What you wear tells others about your confidence, your job, your imagination and even your moral beliefs. Are you dressed for success?

As much as we tell ourselves that who we are matters more than what we wear, we’ve long known that our clothing conveys a great deal about our attitude, mood and place in the world. Just look at The Devil Wears Prada.

“Our clothing communicates information about us to others and vice versa,” says Dr Jessica Wolfendale, an assistant professor of philosophy at West Virginia University in the US and co-author of Fashion: Philosophy for Everyone.

“What I wear tells others about my confidence, my job, my imagination and even my moral beliefs – conservative people tend to dress conservatively, for example.

“Perceptions based on your appearance can affect how you are perceived professionally – your level of sophistication, intelligence and, most importantly, credibility,” Dr Wolfendale says.

Clothing influences the mind

The more exciting part is that we can use our wardrobes to manipulate how we see ourselves. The effect has been coined ‘enclothed cognition’, which suggests that clothing influences the mind as well as the other way around.

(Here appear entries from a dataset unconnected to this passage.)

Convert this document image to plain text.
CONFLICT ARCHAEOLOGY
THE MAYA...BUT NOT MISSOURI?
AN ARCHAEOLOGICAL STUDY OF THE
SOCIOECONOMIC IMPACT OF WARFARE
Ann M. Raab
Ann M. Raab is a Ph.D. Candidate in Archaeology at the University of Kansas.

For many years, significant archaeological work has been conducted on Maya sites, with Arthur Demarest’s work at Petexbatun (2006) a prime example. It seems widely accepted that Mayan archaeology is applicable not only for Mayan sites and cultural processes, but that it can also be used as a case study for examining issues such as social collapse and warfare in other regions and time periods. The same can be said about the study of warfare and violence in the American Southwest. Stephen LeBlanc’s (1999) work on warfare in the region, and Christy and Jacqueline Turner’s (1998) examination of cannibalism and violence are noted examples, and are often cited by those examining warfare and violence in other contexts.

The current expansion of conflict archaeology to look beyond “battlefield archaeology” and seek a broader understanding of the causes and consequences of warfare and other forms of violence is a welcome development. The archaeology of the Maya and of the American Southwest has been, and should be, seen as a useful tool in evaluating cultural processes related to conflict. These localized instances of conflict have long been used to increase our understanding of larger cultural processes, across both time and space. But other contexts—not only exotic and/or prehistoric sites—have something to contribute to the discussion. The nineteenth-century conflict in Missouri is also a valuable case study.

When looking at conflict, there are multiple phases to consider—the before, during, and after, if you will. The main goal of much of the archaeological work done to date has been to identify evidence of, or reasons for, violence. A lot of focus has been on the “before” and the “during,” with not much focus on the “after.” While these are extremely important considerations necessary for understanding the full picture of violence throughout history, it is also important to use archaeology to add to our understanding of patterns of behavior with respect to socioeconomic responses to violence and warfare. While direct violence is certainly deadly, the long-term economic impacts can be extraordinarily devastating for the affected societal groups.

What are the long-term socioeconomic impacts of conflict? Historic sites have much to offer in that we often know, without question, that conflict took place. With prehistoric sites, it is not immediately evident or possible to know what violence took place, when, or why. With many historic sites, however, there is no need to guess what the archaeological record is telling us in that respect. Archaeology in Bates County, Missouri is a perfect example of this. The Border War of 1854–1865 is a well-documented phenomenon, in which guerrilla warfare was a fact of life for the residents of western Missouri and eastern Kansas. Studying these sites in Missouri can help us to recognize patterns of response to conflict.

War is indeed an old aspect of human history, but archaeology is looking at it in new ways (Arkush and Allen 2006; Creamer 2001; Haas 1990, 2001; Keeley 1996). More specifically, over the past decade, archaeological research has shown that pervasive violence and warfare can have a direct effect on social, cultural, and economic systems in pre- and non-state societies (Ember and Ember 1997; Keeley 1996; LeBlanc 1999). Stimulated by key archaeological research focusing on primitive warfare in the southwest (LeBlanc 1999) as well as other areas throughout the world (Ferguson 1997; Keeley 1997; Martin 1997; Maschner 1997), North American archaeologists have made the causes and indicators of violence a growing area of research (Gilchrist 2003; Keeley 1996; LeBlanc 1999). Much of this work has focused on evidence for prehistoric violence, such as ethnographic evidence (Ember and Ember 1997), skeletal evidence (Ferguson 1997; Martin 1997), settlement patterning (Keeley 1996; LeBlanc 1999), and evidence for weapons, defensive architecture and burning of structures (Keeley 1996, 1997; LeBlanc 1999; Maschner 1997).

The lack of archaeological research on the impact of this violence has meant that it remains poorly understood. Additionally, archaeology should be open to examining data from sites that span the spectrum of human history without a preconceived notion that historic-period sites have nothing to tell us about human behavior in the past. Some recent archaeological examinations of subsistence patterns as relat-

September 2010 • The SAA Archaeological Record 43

In a study published in 2012 in the Journal of Experimental Social Psychology, researchers found that the clothes people wore could dictate psychological state, with far-reaching knock-on effects.

Participants who wore a white coat that they believed belonged to a doctor performed better on an attention test than participants who believed the coat belonged to a painter and participants who simply saw – rather than wore – a white coat while completing the test.

Donning the signature garment of a profession known to be careful and attentive has a rub-off effect on the wearer, experts concluded, crediting both the symbolic meaning of the clothes and the physical experience of wearing them.

“When we put on our clothes for a specific context – work, a date, a wedding – we are also likely to ‘put on’ the behaviour and attitude that we think accompanies those clothes in that environment,” says Dr Wolfendale.